HELP!

The Senate Committee on Health, Education, Labor and Pensions (HELP) last week outlined its broad goals for reforming the American health care system. Among the top goals: improving the delivery system; enhancing prevention and wellness; reducing fraud and abuse in public and private health systems; and establishing shared responsibility for financing of reform efforts. Nobody can argue with the goals, but how the heck do we get there? We’ll need more details and some HELP.

The Committee appropriately suggests that health care reform legislation should encourage adoption and use of health IT; promote evidence-based medicine; facilitate health literacy; and include strategies for tackling preventable medical errors and hospital readmissions. It also proposes better managing chronic conditions through care coordination, medical homes and community health teams. Again—we agree. I mean, duh.  But, how do we systematically do that? ACC is working with leaders in the Senate and House as they continue to flesh out these and other proposals and develop overarching health reform legislation. For the latest information on health reform, visit http://qualityfirst.acc.org.

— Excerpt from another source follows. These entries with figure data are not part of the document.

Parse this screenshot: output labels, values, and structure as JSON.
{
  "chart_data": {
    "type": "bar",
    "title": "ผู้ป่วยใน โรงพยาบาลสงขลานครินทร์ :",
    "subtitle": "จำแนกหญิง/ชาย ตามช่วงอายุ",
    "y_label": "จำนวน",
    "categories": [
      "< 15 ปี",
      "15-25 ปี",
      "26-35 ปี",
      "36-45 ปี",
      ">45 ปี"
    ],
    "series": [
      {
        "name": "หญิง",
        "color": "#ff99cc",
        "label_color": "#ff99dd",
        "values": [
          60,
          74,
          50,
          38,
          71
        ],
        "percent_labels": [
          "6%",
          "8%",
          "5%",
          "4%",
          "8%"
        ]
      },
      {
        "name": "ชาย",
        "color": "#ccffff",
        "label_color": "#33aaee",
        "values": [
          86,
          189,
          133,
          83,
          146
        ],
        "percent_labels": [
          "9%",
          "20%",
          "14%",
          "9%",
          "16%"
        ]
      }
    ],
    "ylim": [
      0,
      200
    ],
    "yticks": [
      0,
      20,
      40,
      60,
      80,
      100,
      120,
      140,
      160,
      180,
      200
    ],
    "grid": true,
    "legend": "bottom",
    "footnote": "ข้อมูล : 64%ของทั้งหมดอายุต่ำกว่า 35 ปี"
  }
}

Meanwhile, President Obama met this week with key Democratic Senators Baucus and Kennedy and reaffirmed his support for the creation of a government-sponsored “public plan” health insurance option — the issue that invokes the most angst and opposition from Republicans who might otherwise support some kind of overarching health reform legislation (as an alternative to national bankruptcy?). Read more in the New York Times and The Washington Post

For me, it’s what is not in these articles and stories that is most concerning. Consider the following:

IF the SGRrr payments are flat for ten years as projected, how do we prevent tens of thousands of doctors from just throwing in the towel, exacerbating the access problem? If we move the delivery system toward integrated groups, and transform payment from fee-for-service to bundling or episodes of care (or capitation) to align payment incentives with quality improvement, who receives and distributes the payment bundles?  Hospitals? New entities?  If the money goes to hospitals to dole out to doctors, should doctors all be employees of hospitals to be able to share in the huge profits hospitals make from? Or could bundles go directly to doctor groups? If so, how would they be organized if not already in integrated systems? And, if any of this is going to work in terms of payment incentives, gainsharing, and new potential relationships between physician specialties and hospitals, isn’t some anti-trust relief going to be needed? Is that part of the reform plan?

And, where is the med-mal relief plan that we will need to reduce defensive medicine costs? And, what if a new public plan is created that pays less than what it costs for some doctors to produce the required care? In the current Medicare program, it is illegal to balance bill patients to cover costs. Will a future potential Medicare-for-all concept of Medicaid, the new ‘public plan,’ and Medicare allow doctors to opt out--or will we be forced into a kind of pseudo-public employment? If the new public system were to become untenable and unfair in terms of reimbursement (let’s say the government has some budgetary problems in the future?), would doctors be prohibited from opting out of the program and still seeing patients who were willing to pay them directly?

And what about EMTALA? If health reform achieves universality, is EMTALA to be sunsetted? Do on-call stipends go away? Why or why not?

None of these ‘details,’ among many, many others, are currently included in the emerging principles of reform discussions. It’s a little scary. We really need to think about these details. It seems to me that after we pass whatever we pass this year, we’re going to have a year or two of very messy details and divisive issues to deal with.